Et ne parlons pas des frais pour la sécurité sociale, déjà en faillite. Ce serait donc tellement plus facile pour tout le monde si les femmes voulaient bien avoir l’obligeance d’avoir leurs enfants à l’âge où leur fertilité est optimale et leur corps en pleine forme donne les meilleures garanties pour passer l’épreuve de la grossesse et de l’accouchement avec le moins de dégâts.
Mais voilà, la réalité nous rattrape, et souvent ce n’est pas comme ça que ça se passe. "De plus en plus de femmes remettent la procréation à plus tard", se lamentent les média depuis déjà une dizaine d’années. Et "plus tard" devient souvent "trop tard", renchérissent-ils. Résultats : couple désenchanté garanti, la population chute, nos pensions sont en danger...
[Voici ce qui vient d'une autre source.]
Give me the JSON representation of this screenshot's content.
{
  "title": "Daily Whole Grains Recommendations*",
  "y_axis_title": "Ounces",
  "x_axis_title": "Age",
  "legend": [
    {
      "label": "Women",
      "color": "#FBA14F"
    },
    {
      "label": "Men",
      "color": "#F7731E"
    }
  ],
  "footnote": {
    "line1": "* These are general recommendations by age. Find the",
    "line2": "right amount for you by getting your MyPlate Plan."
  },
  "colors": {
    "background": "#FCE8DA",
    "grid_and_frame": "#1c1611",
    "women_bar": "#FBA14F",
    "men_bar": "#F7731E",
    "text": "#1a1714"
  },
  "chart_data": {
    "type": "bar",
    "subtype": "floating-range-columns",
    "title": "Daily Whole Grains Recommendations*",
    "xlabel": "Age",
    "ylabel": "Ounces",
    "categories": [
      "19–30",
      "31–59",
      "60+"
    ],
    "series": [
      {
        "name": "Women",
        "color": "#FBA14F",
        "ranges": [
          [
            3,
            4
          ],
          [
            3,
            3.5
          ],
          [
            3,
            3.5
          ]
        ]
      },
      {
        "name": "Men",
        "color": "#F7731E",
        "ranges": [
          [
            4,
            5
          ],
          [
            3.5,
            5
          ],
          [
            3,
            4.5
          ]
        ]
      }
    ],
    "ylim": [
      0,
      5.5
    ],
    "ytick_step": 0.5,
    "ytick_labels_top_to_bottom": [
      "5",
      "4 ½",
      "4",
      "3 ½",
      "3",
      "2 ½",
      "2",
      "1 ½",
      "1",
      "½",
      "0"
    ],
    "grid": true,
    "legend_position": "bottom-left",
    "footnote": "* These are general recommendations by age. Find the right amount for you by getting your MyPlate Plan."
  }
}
Mais est-ce que c’est seulement à moi de me sentir coupable, quand je lis l’énumération des causes sous-jacentes à tous ces malheurs : "les études prolongées des femmes", "le recul du moment du mariage", "les choix qu’impose la carrière" ou encore "l’envie d’une vie sans contrainte, de liberté (sexuelle) et de voyages" ? Je dois dire que je suis tentée de cocher chacune de ces cases, mais...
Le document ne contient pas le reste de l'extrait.